At present, surgical suture treatment can be performed for spinal patients after nerve injury, but nerve regeneration and functional recovery require comprehensive treatment including drug treatment. However, there is still a lack of adjuvant therapeutic drugs that can effectively promote
nerve regeneration and functional recovery. Drug treatment after nerve injury is the basis of nerve injury treatment and an important supplement to surgical treatment. Finding an effective method for treating spinal nerve injury and studying its mechanism of action may have important basic
and clinical significance. The nanofiber catheter material simulates the nano/sub-micron level collagen fiber bundle structure of cells in the body, so it has been more and more widely used in the field of tissue engineering. Therefore, in this study, PHBV nanofiber catheter was successfully
prepared by electrostatic spinning method, and the nanofiber catheter was characterized by SEM and DSC tests. The PHBV nanofiber catheter prepared by this research method has excellent characteristics such as porosity, large specific surface area, stable structure, thermal stability, and good
mechanical properties. At the same time, adult male SD rats were selected to establish an animal model of cervical spine injury in this experiment. The expressions of three inflammation-related factors (IL-1α, IL-10 and TNF-1) were analyzed by ELISA. The results showed that in
the spinal injury group, the expression of the three inflammatory factors all showed a significant increase over time and then reached a peak, then decreased and stabilized. This showed that the PHBV nanofiber catheter repairs cervical spine injury by affecting the inflammatory response, which
is conducive to repairing cervical spine injury.
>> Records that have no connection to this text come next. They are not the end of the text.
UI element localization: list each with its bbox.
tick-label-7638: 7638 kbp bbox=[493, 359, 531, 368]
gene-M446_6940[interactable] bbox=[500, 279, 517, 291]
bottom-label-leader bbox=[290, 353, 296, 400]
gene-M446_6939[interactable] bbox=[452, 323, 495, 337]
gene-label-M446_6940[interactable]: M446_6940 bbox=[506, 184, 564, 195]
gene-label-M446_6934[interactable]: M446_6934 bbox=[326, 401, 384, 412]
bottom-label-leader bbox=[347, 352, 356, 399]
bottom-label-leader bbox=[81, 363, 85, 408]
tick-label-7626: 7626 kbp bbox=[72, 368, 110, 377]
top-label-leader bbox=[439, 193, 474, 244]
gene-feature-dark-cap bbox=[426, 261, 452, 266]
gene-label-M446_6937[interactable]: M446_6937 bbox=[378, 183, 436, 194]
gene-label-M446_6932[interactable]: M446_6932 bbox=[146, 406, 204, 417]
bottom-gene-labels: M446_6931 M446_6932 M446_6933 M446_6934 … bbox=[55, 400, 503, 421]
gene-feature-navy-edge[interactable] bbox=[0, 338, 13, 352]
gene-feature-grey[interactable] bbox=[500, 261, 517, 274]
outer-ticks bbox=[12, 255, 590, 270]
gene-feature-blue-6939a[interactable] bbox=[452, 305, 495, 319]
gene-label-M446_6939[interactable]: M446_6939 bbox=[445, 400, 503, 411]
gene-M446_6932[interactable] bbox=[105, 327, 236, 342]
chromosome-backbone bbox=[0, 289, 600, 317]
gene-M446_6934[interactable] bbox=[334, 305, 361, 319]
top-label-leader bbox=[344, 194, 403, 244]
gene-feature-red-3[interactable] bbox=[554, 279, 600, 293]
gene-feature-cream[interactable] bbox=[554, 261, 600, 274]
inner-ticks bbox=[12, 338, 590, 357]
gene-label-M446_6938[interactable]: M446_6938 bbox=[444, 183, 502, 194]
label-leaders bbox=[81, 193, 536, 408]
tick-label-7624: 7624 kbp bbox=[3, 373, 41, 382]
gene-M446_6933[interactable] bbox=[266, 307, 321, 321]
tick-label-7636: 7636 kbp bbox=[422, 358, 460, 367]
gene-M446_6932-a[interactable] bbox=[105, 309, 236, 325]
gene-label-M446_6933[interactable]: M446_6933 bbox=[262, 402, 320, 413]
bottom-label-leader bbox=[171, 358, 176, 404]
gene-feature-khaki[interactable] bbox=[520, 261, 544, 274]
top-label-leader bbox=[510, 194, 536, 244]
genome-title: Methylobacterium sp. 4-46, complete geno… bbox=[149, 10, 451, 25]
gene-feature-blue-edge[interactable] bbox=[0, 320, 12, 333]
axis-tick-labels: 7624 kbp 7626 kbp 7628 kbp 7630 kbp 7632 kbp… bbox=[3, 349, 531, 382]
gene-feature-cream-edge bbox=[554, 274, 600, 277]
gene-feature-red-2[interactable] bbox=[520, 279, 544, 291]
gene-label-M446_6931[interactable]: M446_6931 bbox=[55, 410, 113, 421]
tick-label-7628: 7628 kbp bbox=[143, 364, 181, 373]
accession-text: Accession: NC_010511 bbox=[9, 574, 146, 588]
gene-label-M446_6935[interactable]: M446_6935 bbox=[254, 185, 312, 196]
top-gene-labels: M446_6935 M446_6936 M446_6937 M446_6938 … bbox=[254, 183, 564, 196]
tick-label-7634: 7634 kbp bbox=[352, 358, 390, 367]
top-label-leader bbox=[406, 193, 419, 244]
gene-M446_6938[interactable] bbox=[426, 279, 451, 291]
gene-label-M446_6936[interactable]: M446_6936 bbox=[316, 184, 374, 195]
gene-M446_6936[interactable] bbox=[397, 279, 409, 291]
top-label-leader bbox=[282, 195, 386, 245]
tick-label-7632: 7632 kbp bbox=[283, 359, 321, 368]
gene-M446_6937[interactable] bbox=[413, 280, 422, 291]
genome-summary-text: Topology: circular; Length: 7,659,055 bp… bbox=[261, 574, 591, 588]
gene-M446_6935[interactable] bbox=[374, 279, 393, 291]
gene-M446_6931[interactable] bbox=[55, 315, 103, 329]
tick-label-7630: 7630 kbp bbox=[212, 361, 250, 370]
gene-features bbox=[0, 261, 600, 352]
RT-PCR was used to detect the expression of CNTF, GAP-43, and Tubulin-related proteins. During the neural regeneration process in rats, the expressions of both backbone proteins continued to be expressed, and they were first up-regulated and
then flattened. This indicated that in the early stage of neural regeneration, a large number of skeletal proteins are synthesized, and they continue to be expressed at low levels over time, laying a foundation for the axon skeleton reconstruction.